April 23, 2002
Purdue robotic pet study seeks children ages 7-14WEST LAFAYETTE, Ind. Purdue University researchers studying the interaction between children and animals are looking for 72 child volunteer participants for a new National Science Foundation investigation of robotic pets.
"Research shows that interaction with animals can increase children's physiological health, social competence and learning opportunities," says Gail Melson, a professor of child development. "We're interested in finding out if the robotic pets that are now widely available have a similar impact."

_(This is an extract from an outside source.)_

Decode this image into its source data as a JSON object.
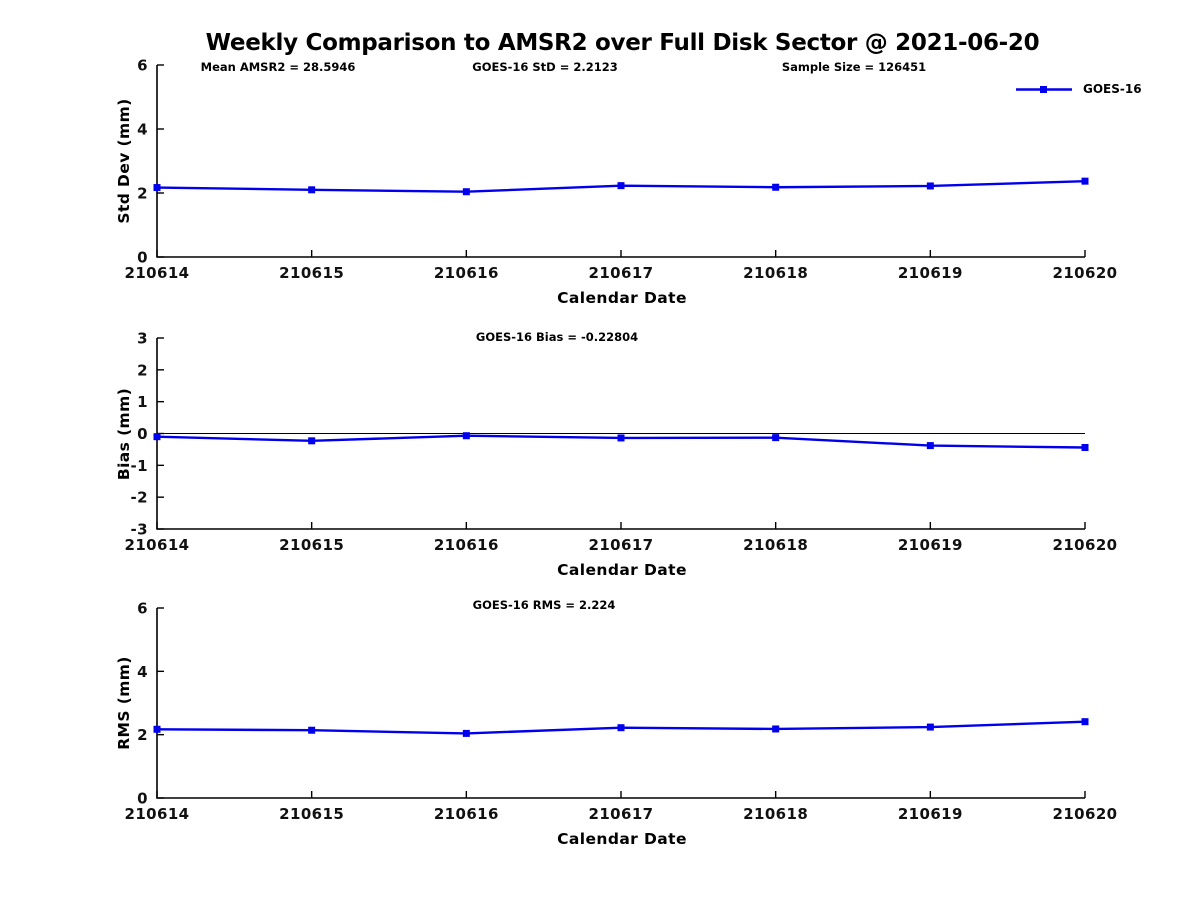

Melson and co-investigator Alan Beck, a professor of veterinary medicine and director of Purdue's Center for the Human Animal Bond, are gathering information from children ages 7 to 14 and their parents about their experiences with animals. The study has already begun and will continue through the summer.
Participation in the study includes a brief questionnaire for both parent and child. The child will then have an opportunity to interact with both a live dog, which has been certified for working in classrooms and other institutional settings, and a robotic dog. During the session, the child will be asked questions about their views.
The research is being conducted in partnership with the University of Washington.
The sessions take approximately one hour to complete and will be conducted in an observation classroom in the Child Development and Family Studies (CDFS) Building on the West Lafayette campus. Appointments can be set up to accommodate participants' schedules.